In this, Comyns second book, Sophia shares the details of her early married life with who the reader assumes is a friend. The events are so tragic that Helen is in tears and when her husband hears the story he promptly arrives at Sophia's home with a sympathetic gift of strawberries. By the second paragraph the reader is whisked back in time to when Sophia and Charles, whom she met on a train the year before, are preparing for a wedding and both only twenty-one. The bride is so naive as to the larger picture that she brings her pet newt, Great Warty, along in her pocket 'as a sort of page'. Both are woefully unprepared for the responsibilities which lie ahead.
'When we got in the church the priest took Charles right away. I thought it was a trick of his mother's at first, but no one seemed surprised. Then I saw him standing with James very stiff and still. They made me sit in a pew with Paul and at I felt a little scared in case they married me to him by mistake.'
I remember reading somewhere that during, shall we say, less carefree eras, couples would marry young so they could have sex. Within no time at all a couple living in penury and starving would have to ask themselves whether the trade off was worth it. With Charles spending his days playing at being a very unsuccessful artist it's Sophia who feels the responsibility of earning enough money and sits as a life model to pay the bills. A few small cheques from her older sister, Ann, or the pawn shop are sometimes needed to bridge the gaps. Though the only time Charles seems to worry about money is when his supply of cigarettes dwindles. Unsurprisingly, in less than three months Sophia is pregnant and without any of the joy most couples share with this news, in fact, Charles is livid. When there isn't enough food to cover three meals a day for two, life will inevitably be more difficult with the needs of a growing baby.

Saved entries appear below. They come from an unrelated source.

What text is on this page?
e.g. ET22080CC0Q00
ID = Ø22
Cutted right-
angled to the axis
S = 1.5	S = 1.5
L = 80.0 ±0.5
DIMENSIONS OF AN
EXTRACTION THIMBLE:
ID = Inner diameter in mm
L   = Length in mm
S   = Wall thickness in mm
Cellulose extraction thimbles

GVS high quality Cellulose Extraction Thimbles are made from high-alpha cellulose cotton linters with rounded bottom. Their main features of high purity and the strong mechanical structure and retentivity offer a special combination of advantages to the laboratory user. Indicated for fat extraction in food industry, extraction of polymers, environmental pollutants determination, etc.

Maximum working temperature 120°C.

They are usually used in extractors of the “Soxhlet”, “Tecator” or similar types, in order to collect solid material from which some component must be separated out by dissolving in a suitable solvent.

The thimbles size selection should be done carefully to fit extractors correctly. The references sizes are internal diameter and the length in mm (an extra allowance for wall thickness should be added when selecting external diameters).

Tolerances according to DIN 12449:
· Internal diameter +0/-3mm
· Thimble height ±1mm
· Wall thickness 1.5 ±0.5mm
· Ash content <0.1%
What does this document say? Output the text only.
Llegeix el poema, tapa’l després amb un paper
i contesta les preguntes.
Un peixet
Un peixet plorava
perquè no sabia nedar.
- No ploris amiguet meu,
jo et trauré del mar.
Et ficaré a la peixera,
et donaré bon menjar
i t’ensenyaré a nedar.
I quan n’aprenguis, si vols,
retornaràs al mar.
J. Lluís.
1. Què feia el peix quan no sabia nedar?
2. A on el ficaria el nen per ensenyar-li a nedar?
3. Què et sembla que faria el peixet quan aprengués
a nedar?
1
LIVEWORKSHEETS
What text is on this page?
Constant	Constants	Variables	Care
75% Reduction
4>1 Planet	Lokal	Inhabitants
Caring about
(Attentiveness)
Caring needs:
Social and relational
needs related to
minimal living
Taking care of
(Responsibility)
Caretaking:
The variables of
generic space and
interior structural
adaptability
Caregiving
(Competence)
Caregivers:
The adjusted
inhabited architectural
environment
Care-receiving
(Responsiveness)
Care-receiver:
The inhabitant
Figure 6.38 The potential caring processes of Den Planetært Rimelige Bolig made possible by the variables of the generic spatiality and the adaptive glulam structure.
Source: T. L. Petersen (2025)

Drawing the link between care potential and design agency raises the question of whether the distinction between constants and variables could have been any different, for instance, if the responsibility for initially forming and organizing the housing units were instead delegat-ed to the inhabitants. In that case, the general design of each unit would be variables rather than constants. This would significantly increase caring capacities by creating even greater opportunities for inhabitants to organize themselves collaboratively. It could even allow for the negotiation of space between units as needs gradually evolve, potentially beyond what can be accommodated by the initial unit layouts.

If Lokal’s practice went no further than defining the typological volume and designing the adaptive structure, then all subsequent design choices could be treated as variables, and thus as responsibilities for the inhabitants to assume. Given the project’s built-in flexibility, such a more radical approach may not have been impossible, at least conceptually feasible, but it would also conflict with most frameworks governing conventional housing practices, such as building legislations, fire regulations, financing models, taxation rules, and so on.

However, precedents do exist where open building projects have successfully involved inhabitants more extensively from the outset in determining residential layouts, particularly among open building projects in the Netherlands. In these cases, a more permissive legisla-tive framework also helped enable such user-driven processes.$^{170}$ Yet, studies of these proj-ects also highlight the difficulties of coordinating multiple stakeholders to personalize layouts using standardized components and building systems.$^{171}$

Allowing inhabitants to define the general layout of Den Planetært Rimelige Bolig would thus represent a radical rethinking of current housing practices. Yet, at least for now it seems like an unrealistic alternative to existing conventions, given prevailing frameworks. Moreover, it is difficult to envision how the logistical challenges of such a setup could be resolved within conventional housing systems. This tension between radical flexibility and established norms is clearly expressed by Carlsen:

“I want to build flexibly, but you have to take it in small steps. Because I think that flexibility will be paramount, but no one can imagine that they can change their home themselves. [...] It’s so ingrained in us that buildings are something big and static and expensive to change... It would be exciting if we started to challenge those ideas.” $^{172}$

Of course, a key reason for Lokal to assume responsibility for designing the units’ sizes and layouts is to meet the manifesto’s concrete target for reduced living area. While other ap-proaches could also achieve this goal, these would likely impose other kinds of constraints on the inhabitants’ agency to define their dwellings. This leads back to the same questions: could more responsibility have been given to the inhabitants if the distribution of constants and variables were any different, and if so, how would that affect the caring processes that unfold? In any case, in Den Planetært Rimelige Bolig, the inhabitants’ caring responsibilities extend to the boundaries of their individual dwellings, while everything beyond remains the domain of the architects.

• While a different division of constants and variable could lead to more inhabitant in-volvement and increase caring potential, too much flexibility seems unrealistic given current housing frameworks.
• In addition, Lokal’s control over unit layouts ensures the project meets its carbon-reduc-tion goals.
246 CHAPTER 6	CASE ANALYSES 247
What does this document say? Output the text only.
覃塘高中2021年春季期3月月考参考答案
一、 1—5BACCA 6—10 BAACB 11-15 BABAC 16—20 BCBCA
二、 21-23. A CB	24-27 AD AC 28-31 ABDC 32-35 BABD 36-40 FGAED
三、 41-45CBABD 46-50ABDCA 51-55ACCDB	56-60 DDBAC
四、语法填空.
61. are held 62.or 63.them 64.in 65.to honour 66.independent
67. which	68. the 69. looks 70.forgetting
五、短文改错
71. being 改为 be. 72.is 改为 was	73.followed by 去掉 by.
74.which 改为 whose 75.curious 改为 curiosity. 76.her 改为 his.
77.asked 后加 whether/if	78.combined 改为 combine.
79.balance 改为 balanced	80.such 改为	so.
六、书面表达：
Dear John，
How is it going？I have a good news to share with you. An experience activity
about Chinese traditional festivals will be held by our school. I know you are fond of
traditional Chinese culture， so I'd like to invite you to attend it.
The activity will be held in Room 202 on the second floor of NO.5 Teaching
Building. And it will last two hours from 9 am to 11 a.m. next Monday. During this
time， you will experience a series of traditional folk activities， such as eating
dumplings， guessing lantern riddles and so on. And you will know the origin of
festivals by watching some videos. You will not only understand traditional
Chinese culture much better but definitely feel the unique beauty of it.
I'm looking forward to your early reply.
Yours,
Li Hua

If you haven't read this book I wouldn't blame you for wondering where the charm exists with such a dreary synopsis but spend a few minutes reading Sophia's voice and you will be entranced. In Maggie O'Farrell's introduction she wrote...
'I began to flick through the pages as I walked away from the shop. Just five minutes later, I was so engrossed that I had to stop and sit down on a bench on the Cobb; I didn't make it back to the holiday flat for some time.'
Another part of the appeal is the setting of 1930s Bohemian London...velvet dresses, painted furniture, and flats let for for mere shillings that would be considered a Millionaires' Row these days. Also, Sophia's character grows and matures throughout the book while experiencing many of life's lessons with a matter-of-factness that I found quite admirable. Her voice is so genuine it didn't take much figuring out to realize that many of the descriptions of Sophia's daily life are autobiographical, and therefore, even more heartbreaking. And yet, there is an undeniable sense of optimism that something better has to be just around the corner.
Lucky for me, there is a copy of The Vet's Daughter on my shelves. If star ratings are anything to go by it's even more popular with readers than Our Spoons Came From Woolworths....hard to believe. I was so tempted to go straight from one Comyns book to another but have decided to carry Sophia around with me a little bit longer.